Online gambling operator Bet365 has emphatically reclaimed its role as the top dog in Italy’s frantically growing sports betting market.
Figures released this week by Italian gaming news outlet Agimeg show Italy’s combined retail and online sports betting market generated revenue of €147m in November, a whopping 78.2% gain over the same month last year.
Online betting accounted for €61m of November’s total, up 89% year-on-year, while online turnover gained 30.7% to €505.4m. For the year-to-date, online turnover is up 40.5% to €5.2b while online betting revenue improved 46% to €473.3m.
Despite lacking a retail betting presence, Bet365 outpaced its Italian omni-channel rivals with a 16.1% share of overall betting turnover. Snaitech played runner-up with 11.5% while Eurobet’s 10.6% narrowly edged out SKS365’s 10.45%. However, Snaitech, Eurobet and SKS365 all surpassed Bet365 in terms of overall betting revenue.
Bet365’s dominance of the online betting market was unquestioned, capturing 28.6% of online turnover and 16.8% of revenue, easily outpacing SKS365’s Planetwin365 brand, which could manage only 9.7% of turnover and 13.3% of revenue.
Turning to the online casino vertical, Lottomatica claimed top honors with a 9.4% market share, narrowly beating out Sisal’s 9.1%, while The Stars Group’s PokerStars ranked third with just under 7%. (Bet365 just scraped into the top-10 with a 2.9% share.) November’s overall online casino revenue improved 16.8% year-on-year to €48.2m.
Tournament online poker fees nudged up 3.1% to just under €7.2m in November, bringing the year-to-date total to €75.7m. As ever, PokerStars was the unquestioned tournament champeen with a 67.7% share, with Snaitech (5.5%) and Sisal (5.2%) well back of the leader.
After posting year-on-year gains in October, online poker cash game revenue declined 5.5% to €5.8m in November, bringing the year-to-date total to €63.8m. PokerStars’ claimed a 43% stake of the cash games pie, with the next largest shares going to Lottomatica (7.6%) and SKS365 (7.5%).
Italy is one of four European Union regulated gambling markets – along with France, Portugal and Spain – that signed a pact this summer to share online poker liquidity, but some Italian politicians tossed a wrench into these gears by trotting out long-disproven canards regarding cross-border money laundering.

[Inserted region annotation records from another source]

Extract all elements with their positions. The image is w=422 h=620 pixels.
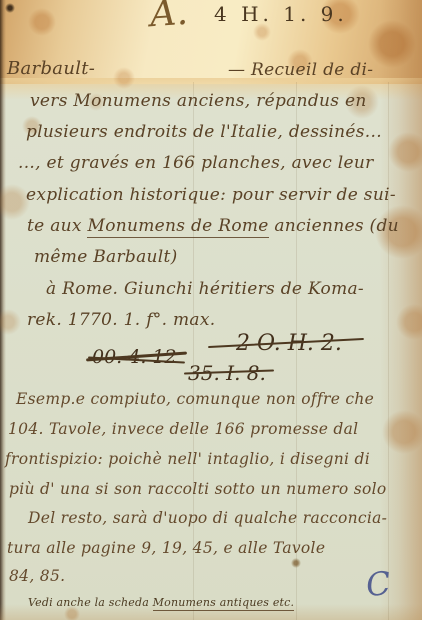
author-name: Barbault- <box>7 57 95 81</box>
title-line6-pre: te aux <box>27 216 87 236</box>
title-line: — Recueil de di- <box>228 58 373 82</box>
left-edge-shadow <box>0 0 6 620</box>
fold-line <box>388 82 389 620</box>
corner-letter: A. <box>149 1 189 28</box>
cross-reference-underlined: Monumens antiques etc. <box>153 596 295 611</box>
condition-note-line: 84, 85. <box>9 564 65 588</box>
condition-note-line: frontispizio: poichè nell' intaglio, i d… <box>5 447 370 471</box>
shelfmark: 4 H. 1. 9. <box>214 2 348 26</box>
condition-note-line: 104. Tavole, invece delle 166 promesse d… <box>8 417 358 441</box>
cross-reference-pre: Vedi anche la scheda <box>28 596 153 609</box>
collection-letter: C <box>364 564 392 604</box>
title-line: plusieurs endroits de l'Italie, dessinés… <box>26 120 382 144</box>
imprint-line: à Rome. Giunchi héritiers de Koma- <box>46 277 364 301</box>
title-line: vers Monumens anciens, répandus en <box>30 89 367 113</box>
title-line: te aux Monumens de Rome anciennes (du <box>27 214 399 238</box>
imprint-line: rek. 1770. 1. f°. max. <box>27 308 215 332</box>
cross-reference-note: Vedi anche la scheda Monumens antiques e… <box>28 596 294 609</box>
condition-note-line: Esemp.e compiuto, comunque non offre che <box>16 387 374 411</box>
title-line: explication historique: pour servir de s… <box>26 183 396 207</box>
old-shelfmark-crossed: 35. I. 8. <box>188 361 266 385</box>
condition-note-line: tura alle pagine 9, 19, 45, e alle Tavol… <box>7 536 325 560</box>
title-line: même Barbault) <box>34 245 178 269</box>
condition-note-line: Del resto, sarà d'uopo di qualche raccon… <box>28 506 387 530</box>
condition-note-line: più d' una si son raccolti sotto un nume… <box>9 477 387 501</box>
title-line: ..., et gravés en 166 planches, avec leu… <box>18 151 374 175</box>
title-line6-underlined: Monumens de Rome <box>87 216 268 238</box>
catalog-card: A. 4 H. 1. 9. Barbault- — Recueil de di-… <box>0 0 422 620</box>
old-shelfmark-crossed: 2 O. H. 2. <box>236 331 342 356</box>
old-shelfmark-crossed: 00. 4. 12 <box>92 346 177 368</box>
title-line6-post: anciennes (du <box>269 216 399 236</box>
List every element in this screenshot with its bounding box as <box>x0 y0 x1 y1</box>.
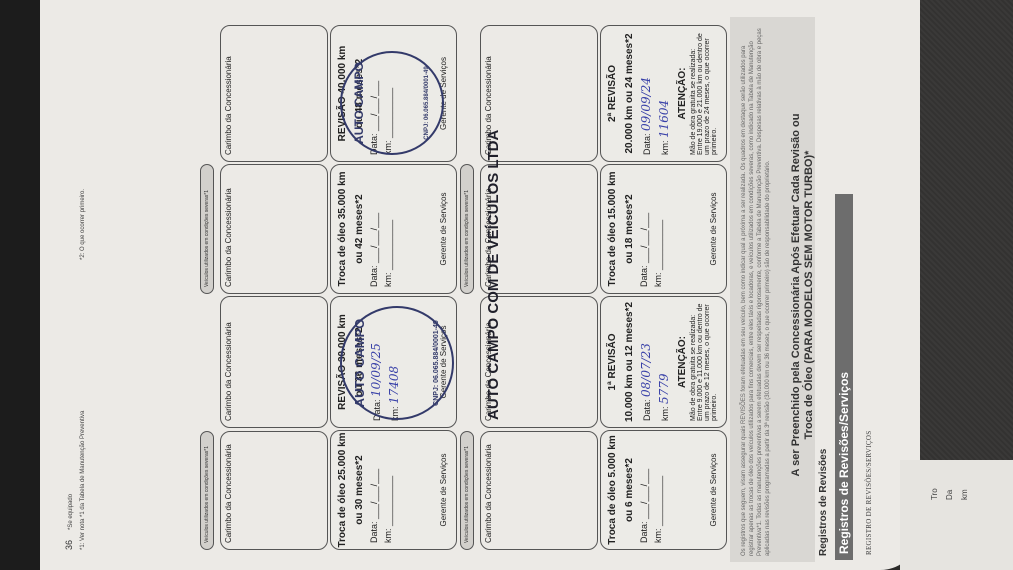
round-dealer-stamp: AUTO CAMPO CNPJ: 06.065.884/0001-49 <box>340 51 444 155</box>
card-oil-35000: Troca de óleo 35.000 km ou 42 meses*2 Da… <box>330 164 457 294</box>
km-field[interactable]: km: __________ <box>653 437 663 543</box>
card-revision-2: 2ª REVISÃO 20.000 km ou 24 meses*2 Data:… <box>600 25 727 162</box>
severe-use-label: Veículos utilizados em condições severas… <box>200 164 214 294</box>
card-subtitle: ou 18 meses*2 <box>624 165 635 293</box>
right-fragment: Tro <box>930 488 939 500</box>
right-fragment: km <box>960 489 969 500</box>
section-subtitle: Registros de Revisões <box>818 449 829 556</box>
footnote-1: *1: Ver nota *1 da Tabela de Manutenção … <box>80 411 86 550</box>
date-field[interactable]: Data: ___/___/___ <box>639 171 649 287</box>
right-fragment: Da <box>945 490 954 500</box>
manager-label: Gerente de Serviços <box>439 165 448 293</box>
card-subtitle: 10.000 km ou 12 meses*2 <box>624 297 635 427</box>
section-heading: A ser Preenchido pela Concessionária Apó… <box>790 60 816 530</box>
km-field[interactable]: km: __________ <box>653 171 663 287</box>
heading-line-1: A ser Preenchido pela Concessionária Apó… <box>790 60 803 530</box>
document-rotated: REGISTRO DE REVISÕES/SERVIÇOS Registros … <box>40 0 920 570</box>
severe-use-label: Veículos utilizados em condições severas… <box>460 164 474 294</box>
date-field[interactable]: Data: ___/___/___ <box>369 437 379 543</box>
card-oil-25000: Troca de óleo 25.000 km ou 30 meses*2 Da… <box>330 430 457 550</box>
manager-label: Gerente de Serviços <box>709 165 718 293</box>
manager-label: Gerente de Serviços <box>709 431 718 549</box>
card-oil-5000: Troca de óleo 5.000 km ou 6 meses*2 Data… <box>600 430 727 550</box>
km-field[interactable]: km: 11604 <box>657 32 671 155</box>
card-title: Troca de óleo 25.000 km <box>337 431 348 549</box>
page-number: 36 <box>64 540 74 550</box>
footnote-3: *Se equipado <box>68 494 74 530</box>
card-note: Mão de obra gratuita se realizada: Entre… <box>690 32 718 155</box>
card-title: Troca de óleo 15.000 km <box>607 165 618 293</box>
page-title: Registros de Revisões/Serviços <box>835 194 853 560</box>
severe-use-label: Veículos utilizados em condições severas… <box>200 431 214 550</box>
card-subtitle: ou 42 meses*2 <box>354 165 365 293</box>
dealer-stamp-box: Carimbo da Concessionária <box>220 431 328 550</box>
dealer-stamp-box: Carimbo da Concessionária <box>480 431 598 550</box>
card-oil-15000: Troca de óleo 15.000 km ou 18 meses*2 Da… <box>600 164 727 294</box>
card-revision-1: 1ª REVISÃO 10.000 km ou 12 meses*2 Data:… <box>600 296 727 428</box>
footnote-2: *2: O que ocorrer primeiro. <box>80 189 86 260</box>
attention-label: ATENÇÃO: <box>677 26 688 161</box>
card-title: 1ª REVISÃO <box>607 297 618 427</box>
date-field[interactable]: Data: ___/___/___ <box>369 171 379 287</box>
severe-use-label: Veículos utilizados em condições severas… <box>460 431 474 550</box>
card-title: Troca de óleo 35.000 km <box>337 165 348 293</box>
dealer-stamp-box: Carimbo da Concessionária <box>220 296 328 428</box>
dealer-stamp-box: Carimbo da Concessionária <box>220 164 328 294</box>
round-dealer-stamp: AUTO CAMPO CNPJ: 06.065.884/0001-49 <box>340 306 454 420</box>
heading-line-2: Troca de Óleo (PARA MODELOS SEM MOTOR TU… <box>803 60 816 530</box>
card-subtitle: ou 6 meses*2 <box>624 431 635 549</box>
km-field[interactable]: km: __________ <box>383 437 393 543</box>
dealer-name-stamp: AUTO CAMPO COM DE VEÍCULOS LTDA <box>485 130 502 420</box>
intro-text: Os registros que seguem, visam assegurar… <box>740 26 772 556</box>
card-title: Troca de óleo 5.000 km <box>607 431 618 549</box>
date-field[interactable]: Data: ___/___/___ <box>639 437 649 543</box>
card-note: Mão de obra gratuita se realizada: Entre… <box>690 303 718 421</box>
dealer-stamp-box: Carimbo da Concessionária <box>220 25 328 162</box>
running-header: REGISTRO DE REVISÕES/SERVIÇOS <box>865 431 873 555</box>
date-field[interactable]: Data: 08/07/23 <box>639 303 653 421</box>
manager-label: Gerente de Serviços <box>439 431 448 549</box>
date-field[interactable]: Data: 09/09/24 <box>639 32 653 155</box>
card-subtitle: ou 30 meses*2 <box>354 431 365 549</box>
km-field[interactable]: km: __________ <box>383 171 393 287</box>
km-field[interactable]: km: 5779 <box>657 303 671 421</box>
attention-label: ATENÇÃO: <box>677 297 688 427</box>
card-title: 2ª REVISÃO <box>607 26 618 161</box>
card-subtitle: 20.000 km ou 24 meses*2 <box>624 26 635 161</box>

Lottomatica and some other local operators have reportedly also expressed reservations about the liquidity plan, noting that international operators with a presence in each of the four markets – here’s looking at you, PokerStars – will derive the most benefit, while putting further downward pressure on Italian poker operators.
This week, Italian gaming news outlet Agipro suggested Italy’s participation in any liquidity sharing deal could be delayed “for at least a year.” At the very least, no movement is expected on this front until after the country’s general election in April.